I have two processes running. One is writing files to an HDFS and the other is loading those files.
The first process (The one that writes the file) is using:
private void writeFileToHdfs(byte[] sourceStream, Path outFilePath) {
FSDataOutputStream out = null;
try {
// create the file
out = getFileSystem().create(outFilePath);
out.write(sourceStream);
} catch (Exception e) {
LOG.error("Error while trying to write a file to hdfs", e);
} finally {
try {
if (null != out)
out.close();
} catch (IOException e) {
LOG.error("Could not close output stream to hdfs", e);
}
}
}
The second process reads those files for further processing. When creating a file, it is first created and then populated with content. This process takes time (a few milliseconds, but still) and during this time the second process may pick up the file before it is fully written and closed.

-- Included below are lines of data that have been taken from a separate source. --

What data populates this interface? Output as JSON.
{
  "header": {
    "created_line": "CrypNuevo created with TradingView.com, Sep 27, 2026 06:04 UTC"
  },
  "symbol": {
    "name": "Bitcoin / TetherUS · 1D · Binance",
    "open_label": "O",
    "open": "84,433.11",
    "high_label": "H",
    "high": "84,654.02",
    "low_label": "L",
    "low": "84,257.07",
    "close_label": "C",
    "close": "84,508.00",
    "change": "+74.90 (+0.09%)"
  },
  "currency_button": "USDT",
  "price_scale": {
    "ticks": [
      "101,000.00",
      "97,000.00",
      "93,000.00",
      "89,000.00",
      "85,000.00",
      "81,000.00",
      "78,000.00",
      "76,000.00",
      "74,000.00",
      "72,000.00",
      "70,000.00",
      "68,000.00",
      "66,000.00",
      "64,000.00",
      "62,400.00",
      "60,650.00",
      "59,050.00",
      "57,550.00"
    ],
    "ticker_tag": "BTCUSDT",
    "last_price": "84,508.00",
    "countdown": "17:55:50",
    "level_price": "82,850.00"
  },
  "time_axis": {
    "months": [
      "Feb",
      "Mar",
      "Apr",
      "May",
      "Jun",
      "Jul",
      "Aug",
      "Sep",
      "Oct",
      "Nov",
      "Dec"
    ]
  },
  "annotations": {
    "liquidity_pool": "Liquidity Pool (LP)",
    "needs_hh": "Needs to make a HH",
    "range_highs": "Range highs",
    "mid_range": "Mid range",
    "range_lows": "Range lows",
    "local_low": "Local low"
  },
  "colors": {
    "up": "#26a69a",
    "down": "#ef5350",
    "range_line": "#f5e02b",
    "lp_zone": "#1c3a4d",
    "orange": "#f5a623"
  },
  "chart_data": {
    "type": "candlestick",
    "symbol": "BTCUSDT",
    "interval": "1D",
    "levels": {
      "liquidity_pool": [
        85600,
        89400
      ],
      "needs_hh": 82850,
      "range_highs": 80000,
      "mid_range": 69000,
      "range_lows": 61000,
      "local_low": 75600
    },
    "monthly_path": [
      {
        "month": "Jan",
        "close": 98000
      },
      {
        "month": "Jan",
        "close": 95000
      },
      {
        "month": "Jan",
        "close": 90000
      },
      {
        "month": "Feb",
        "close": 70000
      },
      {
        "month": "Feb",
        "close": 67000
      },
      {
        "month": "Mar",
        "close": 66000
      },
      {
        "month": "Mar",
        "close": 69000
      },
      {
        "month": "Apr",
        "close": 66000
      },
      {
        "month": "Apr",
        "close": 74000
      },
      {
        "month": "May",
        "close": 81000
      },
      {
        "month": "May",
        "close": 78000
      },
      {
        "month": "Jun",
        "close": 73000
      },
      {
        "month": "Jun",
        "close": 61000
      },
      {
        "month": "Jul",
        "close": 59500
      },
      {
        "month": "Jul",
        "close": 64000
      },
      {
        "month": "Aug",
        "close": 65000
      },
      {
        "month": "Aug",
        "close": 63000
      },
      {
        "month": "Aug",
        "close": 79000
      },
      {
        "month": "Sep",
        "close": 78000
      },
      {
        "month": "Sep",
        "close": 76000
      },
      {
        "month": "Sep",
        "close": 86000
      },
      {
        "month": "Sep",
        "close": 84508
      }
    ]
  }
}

Notice that HDFS does not keep locking info in the namenode - so there is no daemon out there that can check if the file is locked before accessing it.
I wonder what is the best way to resolve this issue.
Here are my thoughts:
- Copying the files to a new folder once they are fully written and closed, then the second process will read from this new folder.
- Renaming a file according to some naming convention once it is fully written and closed then the second process will read according to this naming convention.
I have a feeling I'm trying to solve a well know problem and I'm missing something out. Is there a best practice for such a problem?